Press Club

Data company Enabled Intelligence treats cognitive disabilities as assets

Sponsored by Monday Properties and written by ARLnow, Startup Monday is a weekly column that profiles Arlington-based startups, founders, and other local technology news. Monday Properties is proudly featuring 1515 Wilson Blvd in Rosslyn. 

Enabled Intelligence, a startup founded by a longtime Arlington resident and father, is redefining what inclusion of people with disabilities in the workplace looks like.

And it does so while solving a long-standing labor problem for government agencies and contractors trying to automate their operations with artificial intelligence, says CEO and founder Peter Kant.

Enabled Intelligence employs Americans with disabilities and veterans to do data annotation — teaching computers what images or sounds to look for as they are programmed to sift through large data sets — for government and government-adjacent groups.

“It’s technical, repetitive, problem-solving, somewhat compulsive and relatively asocial work,” he said.

This work has to be done by “puzzle solvers who always want an answer” and U.S. citizens to ensure the data stays secure, Kant says. But government groups, which can’t send data annotation overseas like private companies, often struggle to find people to do the work. Kant ran into this problem while leading SRI International, a research institute with a location in Rosslyn.

So he turned to a “highly skilled, underutilized workforce” within the U.S.: people with certain cognitive differences, who have an edge over neurotypical people, and veterans from intelligence and defense agencies, who have helpful subject-matter expertise.

These two groups face barriers to skilled work because of their disabilities, he said.

“Some were bagging groceries but had a computer science degree from Radford University, and because of their neurodiversity, were not working anywhere else,” he said.

Today, 14 of Enabled Intelligence’s 20-person team have disabilities.

“This is not just a company just for people with disabilities, it’s a mix of people neurodiverse and [neurotypical] people,” Kant said.
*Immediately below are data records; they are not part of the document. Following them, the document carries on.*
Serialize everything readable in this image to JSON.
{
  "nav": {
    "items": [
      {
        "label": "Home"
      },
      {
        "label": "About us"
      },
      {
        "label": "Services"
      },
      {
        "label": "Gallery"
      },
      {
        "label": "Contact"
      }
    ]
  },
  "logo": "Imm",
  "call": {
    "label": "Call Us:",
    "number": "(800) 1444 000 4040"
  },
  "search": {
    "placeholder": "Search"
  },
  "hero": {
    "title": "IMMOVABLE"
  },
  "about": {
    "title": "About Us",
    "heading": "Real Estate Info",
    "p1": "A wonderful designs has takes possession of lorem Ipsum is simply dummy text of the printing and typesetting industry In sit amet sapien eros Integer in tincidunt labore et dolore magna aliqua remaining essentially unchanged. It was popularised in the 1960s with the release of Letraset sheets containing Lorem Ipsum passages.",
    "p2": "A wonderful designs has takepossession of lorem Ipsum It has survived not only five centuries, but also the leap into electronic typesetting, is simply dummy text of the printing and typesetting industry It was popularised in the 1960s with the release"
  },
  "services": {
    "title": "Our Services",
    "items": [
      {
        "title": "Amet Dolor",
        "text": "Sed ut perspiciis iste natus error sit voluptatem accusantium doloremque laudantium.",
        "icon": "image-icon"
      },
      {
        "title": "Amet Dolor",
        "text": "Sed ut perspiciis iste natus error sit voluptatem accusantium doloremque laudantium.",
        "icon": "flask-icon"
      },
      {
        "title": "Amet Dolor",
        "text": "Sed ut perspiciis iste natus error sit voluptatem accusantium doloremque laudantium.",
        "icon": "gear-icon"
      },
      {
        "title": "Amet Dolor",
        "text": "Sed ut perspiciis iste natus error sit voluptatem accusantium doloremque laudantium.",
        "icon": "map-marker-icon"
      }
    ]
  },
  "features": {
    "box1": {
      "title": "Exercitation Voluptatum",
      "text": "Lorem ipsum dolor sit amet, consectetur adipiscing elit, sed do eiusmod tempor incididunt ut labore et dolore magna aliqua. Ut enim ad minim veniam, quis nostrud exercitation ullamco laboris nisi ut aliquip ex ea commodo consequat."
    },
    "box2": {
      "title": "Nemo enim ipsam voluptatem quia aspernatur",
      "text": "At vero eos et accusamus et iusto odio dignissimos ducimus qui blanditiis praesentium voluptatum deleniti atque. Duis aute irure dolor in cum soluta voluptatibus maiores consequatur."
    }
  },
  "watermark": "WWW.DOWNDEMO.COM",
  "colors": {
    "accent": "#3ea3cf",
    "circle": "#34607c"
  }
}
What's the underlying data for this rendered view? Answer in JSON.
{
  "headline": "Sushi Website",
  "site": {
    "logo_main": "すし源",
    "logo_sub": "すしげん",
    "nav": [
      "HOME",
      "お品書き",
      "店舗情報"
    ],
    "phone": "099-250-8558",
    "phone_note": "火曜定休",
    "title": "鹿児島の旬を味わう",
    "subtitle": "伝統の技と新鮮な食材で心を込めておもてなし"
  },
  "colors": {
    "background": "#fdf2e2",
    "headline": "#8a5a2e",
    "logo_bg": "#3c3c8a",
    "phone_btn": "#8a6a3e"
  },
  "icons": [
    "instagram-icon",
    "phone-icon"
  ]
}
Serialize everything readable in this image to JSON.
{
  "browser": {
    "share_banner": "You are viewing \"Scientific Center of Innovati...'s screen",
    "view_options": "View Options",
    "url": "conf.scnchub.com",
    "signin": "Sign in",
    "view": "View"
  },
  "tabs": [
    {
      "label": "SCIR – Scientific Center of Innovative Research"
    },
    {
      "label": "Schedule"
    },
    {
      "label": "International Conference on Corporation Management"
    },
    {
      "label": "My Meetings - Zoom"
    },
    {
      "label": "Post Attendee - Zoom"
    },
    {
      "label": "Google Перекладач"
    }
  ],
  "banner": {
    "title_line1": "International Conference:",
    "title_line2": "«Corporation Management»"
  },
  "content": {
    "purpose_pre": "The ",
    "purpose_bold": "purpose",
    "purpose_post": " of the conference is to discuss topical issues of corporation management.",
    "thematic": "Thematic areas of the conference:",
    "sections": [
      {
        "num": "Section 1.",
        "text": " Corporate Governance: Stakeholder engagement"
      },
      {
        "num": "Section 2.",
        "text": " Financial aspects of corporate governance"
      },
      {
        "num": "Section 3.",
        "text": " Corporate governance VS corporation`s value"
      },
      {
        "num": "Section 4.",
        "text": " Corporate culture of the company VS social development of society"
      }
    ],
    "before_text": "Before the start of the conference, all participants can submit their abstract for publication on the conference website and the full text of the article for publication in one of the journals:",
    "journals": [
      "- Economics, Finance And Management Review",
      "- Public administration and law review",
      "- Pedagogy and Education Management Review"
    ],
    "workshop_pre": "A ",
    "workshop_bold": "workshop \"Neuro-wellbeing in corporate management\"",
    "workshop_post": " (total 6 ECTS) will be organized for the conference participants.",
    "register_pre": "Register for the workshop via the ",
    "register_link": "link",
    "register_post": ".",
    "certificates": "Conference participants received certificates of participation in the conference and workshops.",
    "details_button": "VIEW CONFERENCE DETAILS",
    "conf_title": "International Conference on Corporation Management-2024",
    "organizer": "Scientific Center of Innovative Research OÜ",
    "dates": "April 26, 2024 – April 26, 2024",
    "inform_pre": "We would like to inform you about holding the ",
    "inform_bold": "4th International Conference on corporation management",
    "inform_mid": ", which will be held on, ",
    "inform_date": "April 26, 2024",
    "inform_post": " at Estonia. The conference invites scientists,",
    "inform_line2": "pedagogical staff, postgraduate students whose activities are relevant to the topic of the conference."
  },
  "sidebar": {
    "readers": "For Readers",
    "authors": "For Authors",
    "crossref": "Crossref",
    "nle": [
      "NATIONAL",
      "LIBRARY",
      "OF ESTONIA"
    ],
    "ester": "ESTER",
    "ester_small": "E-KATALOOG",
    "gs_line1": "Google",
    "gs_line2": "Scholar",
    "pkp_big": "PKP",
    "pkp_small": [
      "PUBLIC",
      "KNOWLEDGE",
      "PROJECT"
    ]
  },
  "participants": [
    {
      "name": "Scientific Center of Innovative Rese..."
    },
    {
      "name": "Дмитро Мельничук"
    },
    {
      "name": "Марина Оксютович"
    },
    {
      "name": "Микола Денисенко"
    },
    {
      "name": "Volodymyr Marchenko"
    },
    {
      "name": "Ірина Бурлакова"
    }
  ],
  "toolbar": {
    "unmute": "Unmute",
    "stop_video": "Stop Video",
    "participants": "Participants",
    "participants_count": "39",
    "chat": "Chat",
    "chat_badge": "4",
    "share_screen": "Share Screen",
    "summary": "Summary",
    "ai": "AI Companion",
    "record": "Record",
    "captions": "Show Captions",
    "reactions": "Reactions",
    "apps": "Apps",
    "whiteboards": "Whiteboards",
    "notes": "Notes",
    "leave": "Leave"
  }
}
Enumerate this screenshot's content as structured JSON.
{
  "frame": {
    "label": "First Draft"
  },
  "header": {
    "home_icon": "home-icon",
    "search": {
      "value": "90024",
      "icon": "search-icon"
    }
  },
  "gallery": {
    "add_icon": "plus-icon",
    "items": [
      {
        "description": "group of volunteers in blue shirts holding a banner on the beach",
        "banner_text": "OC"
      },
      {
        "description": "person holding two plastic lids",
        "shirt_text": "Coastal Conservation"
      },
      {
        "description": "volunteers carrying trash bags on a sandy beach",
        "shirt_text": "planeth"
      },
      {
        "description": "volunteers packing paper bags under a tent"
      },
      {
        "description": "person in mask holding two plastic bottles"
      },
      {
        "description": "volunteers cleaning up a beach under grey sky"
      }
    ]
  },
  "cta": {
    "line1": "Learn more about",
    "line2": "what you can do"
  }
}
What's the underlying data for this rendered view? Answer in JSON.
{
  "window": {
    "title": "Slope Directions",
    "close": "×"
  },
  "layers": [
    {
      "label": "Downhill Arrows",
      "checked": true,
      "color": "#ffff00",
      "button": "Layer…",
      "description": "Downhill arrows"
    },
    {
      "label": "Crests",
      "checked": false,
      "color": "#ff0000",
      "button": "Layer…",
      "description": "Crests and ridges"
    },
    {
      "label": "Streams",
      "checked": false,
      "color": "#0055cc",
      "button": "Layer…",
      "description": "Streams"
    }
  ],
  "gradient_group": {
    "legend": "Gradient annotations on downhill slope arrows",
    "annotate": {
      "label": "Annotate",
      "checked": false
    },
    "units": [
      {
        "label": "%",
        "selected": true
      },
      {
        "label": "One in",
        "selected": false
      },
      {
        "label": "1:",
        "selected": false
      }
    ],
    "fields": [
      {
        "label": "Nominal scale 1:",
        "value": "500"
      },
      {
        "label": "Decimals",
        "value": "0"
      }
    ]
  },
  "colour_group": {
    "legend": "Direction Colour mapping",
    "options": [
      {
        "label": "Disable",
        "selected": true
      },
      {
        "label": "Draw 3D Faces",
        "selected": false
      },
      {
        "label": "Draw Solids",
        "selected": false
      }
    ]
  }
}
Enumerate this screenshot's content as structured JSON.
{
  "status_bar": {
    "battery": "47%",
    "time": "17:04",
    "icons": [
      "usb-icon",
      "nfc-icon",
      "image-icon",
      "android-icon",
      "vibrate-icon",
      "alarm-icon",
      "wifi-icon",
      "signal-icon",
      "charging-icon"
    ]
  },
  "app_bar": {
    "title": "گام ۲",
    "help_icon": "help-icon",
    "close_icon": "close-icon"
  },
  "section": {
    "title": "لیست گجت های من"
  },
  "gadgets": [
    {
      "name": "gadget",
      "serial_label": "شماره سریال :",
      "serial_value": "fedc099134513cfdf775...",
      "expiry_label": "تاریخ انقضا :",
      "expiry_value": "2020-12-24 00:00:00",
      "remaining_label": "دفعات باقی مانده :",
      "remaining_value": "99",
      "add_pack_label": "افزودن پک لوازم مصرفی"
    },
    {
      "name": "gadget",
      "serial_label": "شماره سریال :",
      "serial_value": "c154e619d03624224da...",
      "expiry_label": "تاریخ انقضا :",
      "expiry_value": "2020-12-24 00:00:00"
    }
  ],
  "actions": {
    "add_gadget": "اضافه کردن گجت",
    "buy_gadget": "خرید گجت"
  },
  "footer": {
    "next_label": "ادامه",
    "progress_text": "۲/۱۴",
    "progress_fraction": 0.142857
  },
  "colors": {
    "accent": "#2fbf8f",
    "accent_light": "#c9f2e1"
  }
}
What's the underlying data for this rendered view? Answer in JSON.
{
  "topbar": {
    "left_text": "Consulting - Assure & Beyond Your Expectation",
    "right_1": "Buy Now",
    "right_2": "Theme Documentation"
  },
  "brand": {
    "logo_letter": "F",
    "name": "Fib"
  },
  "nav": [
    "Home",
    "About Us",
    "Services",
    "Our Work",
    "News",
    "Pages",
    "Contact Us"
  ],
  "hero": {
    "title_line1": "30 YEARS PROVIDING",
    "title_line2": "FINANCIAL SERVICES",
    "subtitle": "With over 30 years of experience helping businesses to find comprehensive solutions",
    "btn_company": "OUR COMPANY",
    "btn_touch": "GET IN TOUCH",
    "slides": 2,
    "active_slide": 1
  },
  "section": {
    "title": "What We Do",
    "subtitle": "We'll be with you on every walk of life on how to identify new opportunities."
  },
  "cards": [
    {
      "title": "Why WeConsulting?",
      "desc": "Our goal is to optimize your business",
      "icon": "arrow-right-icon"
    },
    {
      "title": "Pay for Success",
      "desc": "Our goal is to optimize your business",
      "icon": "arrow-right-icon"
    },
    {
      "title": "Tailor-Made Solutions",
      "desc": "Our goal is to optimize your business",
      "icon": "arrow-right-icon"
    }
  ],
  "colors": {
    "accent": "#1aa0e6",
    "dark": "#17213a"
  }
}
Enabled Intelligence team photo (courtesy photo)

The mix helps people with disabilities integrate while demonstrating to people without disabilities that cognitive differences can be assets, he said.

Case in point: New annotators were identifying photos where at least 20% of a vehicle was in the frame. The trainer, who had 15 years’ experience teaching this work, explained that when it comes to close calls, they should play it safe and include the photos.

“One of the annotators, literally just looking at a Powerpoint slide in the training room, said, ‘No, no, no, it’s 17%,'” Kant said.

The trainer said it was close enough to include, but the team member insisted it shouldn’t be included. After the meeting, the photo was measured and sure enough, 17% of the car was in-frame.

Another employee is a whiz at computers who was working at a grocery store while pursuing her cosmetology license. She couldn’t keep up with these two jobs, however, due to a brain injury that was giving her seizures.

At Enabled Intelligence, she has quickly moved up the ranks. After getting her start identifying photos, she has been promoted to identifying audio files in a different language — which she has already picked up.

“She’s been a very valuable asset to us,” Kant said.

Kant says Arlington organizations have helped him hire employees and find advisors who understand how to work with people with cognitive differences.

He found employees through local nonprofit Melwood, which provides vocational training to people with disabilities. One of his advisors is Arlington therapist Ginny Conroy, who runs Social Grace, a local group that coaches people with disabilities and works with businesses to hire and retain neurodiverse employees.

Enabled Intelligence got its start in March 2020 but has been insulated from the worst of the economic impacts of the pandemic because government work has been relatively stable, he said. So far, Enabled Intelligence has booked $2.5 million in business and closed on a seed fundraising round that netted $1 million, lead by the Disability Opportunity Fund.

After being fully remote for more than a year, the company moved into its first, temporary brick-and-mortar office building just over the border in Falls Church (6400 Arlington Blvd). In the new year, Kant has his sights set on a permanent office so employees can handle more secure data and he can expand the company’s operations.